Whitney Houston's best friend and personal assistant, Robyn Crawford, is finally speaking out about her same-sex romance with the late music icon, decades after rumors about their close relationship first swirled, and two years after RadarOnline.com confirmed the news with family.
“We wanted to be together,” Crawford writes, “and that meant just us.”
The two met when Crawford was 19 and Houston was just 17, but from that moment on, they remained inseparable, she said.
In her book, Crawford recalls the first time the two were intimate.
“One day, Whitney and I were spending time together and she whispered, ‘We’re spending the night at Larry’s.’ At the apartment we took off our clothes and for the first time, we touched each other. Caressing her and loving her felt like a dream,” she writes.

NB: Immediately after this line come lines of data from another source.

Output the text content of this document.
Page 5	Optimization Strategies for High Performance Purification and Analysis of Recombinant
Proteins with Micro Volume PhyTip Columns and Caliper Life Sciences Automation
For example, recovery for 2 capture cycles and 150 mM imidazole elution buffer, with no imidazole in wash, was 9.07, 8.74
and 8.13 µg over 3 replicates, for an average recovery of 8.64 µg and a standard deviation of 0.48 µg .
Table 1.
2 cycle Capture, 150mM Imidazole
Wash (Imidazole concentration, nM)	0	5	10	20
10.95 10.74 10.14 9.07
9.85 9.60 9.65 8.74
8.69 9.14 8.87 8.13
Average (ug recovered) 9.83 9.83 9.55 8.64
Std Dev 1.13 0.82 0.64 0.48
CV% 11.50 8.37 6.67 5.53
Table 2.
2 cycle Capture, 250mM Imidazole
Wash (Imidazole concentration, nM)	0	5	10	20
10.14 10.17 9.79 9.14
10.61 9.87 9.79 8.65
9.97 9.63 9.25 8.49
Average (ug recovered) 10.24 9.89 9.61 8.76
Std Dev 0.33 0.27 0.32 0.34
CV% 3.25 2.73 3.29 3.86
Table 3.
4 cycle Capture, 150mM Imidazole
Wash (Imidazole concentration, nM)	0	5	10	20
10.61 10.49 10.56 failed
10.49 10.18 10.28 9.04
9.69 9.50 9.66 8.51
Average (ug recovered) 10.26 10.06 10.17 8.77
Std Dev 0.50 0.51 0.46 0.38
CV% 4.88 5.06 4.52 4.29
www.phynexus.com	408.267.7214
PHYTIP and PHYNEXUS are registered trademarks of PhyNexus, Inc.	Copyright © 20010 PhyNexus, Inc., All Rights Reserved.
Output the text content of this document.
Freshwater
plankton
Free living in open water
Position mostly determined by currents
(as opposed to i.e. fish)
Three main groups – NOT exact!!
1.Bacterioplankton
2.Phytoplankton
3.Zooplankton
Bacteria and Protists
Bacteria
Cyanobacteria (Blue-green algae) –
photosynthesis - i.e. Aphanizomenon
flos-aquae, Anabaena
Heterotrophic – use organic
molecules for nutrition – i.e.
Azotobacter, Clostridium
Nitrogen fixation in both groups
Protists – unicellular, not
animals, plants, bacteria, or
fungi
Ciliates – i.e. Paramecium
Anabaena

“We didn’t share what happened that night with anyone. I wasn’t ready to give up our intimacy either, though I understood how hard it could be in the music business.”
Still, when Houston signed a record deal with music mogul Clive Davis at Arista in 1982, she told Crawford their physical relationship had to end. She even gifted her friend a Bible.
“She said we shouldn’t be physical anymore,” Crawford says, “because it would make our journey even more difficult and living that kind of life would mean we would go to hell.”
“She said if people find out about us, they would use this against us,” Crawford continues, “and back in the ’80s that’s how it felt.”
Crawford says that despite the fact that they ended their physical relationship, she still had passionate romantic feelings for Houston and stayed by her side throughout her relationships with men and her marriage to Bobby Brown.
She found comfort in keeping their secret for decades, but still, their close relationship sparked many rumors throughout Houston’s years in the spotlight.
Even the singer’s mother thought their bond “wasn’t natural.”
Crawford's father told Radar in 2017 that he knew of their romance all along: “I knew 40 years ago, we all knew,” Dennis Crawford said. “I saw them together.”
“We never talked about labels, like lesbian or gay,” Crawford writes in her memoir. “We just lived our lives and I hoped it could go on that way forever.”
Sadly, overcome by her incessant drug use, Houston died in 2012 at the age of 48.
“Whitney knows I loved her, and I know she loved me,” Crawford says. “We really meant everything to each other. We vowed to stand by each other.”
In the book, Crawford recalls the heartbreak she felt when Houston married Brown, 50 — though she was “more interested in Eddie Murphy” — and again when she realized her friend was in an abusive marriage.
Crawford tried to get her help, but Houston refused, saying she wasn’t ready. It was then that Crawford quit her job as Houston’s manager and cut ties with her.
Though they still spoke once in a while, their friendship was never the same. In 2012, Crawford was having dinner when she heard about Houston’s death. “I felt my insides shattering” she writes.
Now, seven years after Houston’s death, Crawford hopes to “stand up and share the woman behind the incredible talent.”
“I wanted to lift her legacy, give her respect and share the story of who she was before the fame, and in that, to embrace our friendship,” she says of her book about Houston.
Crawford now lives with her partner, Lisa Hintlemann, and their two children.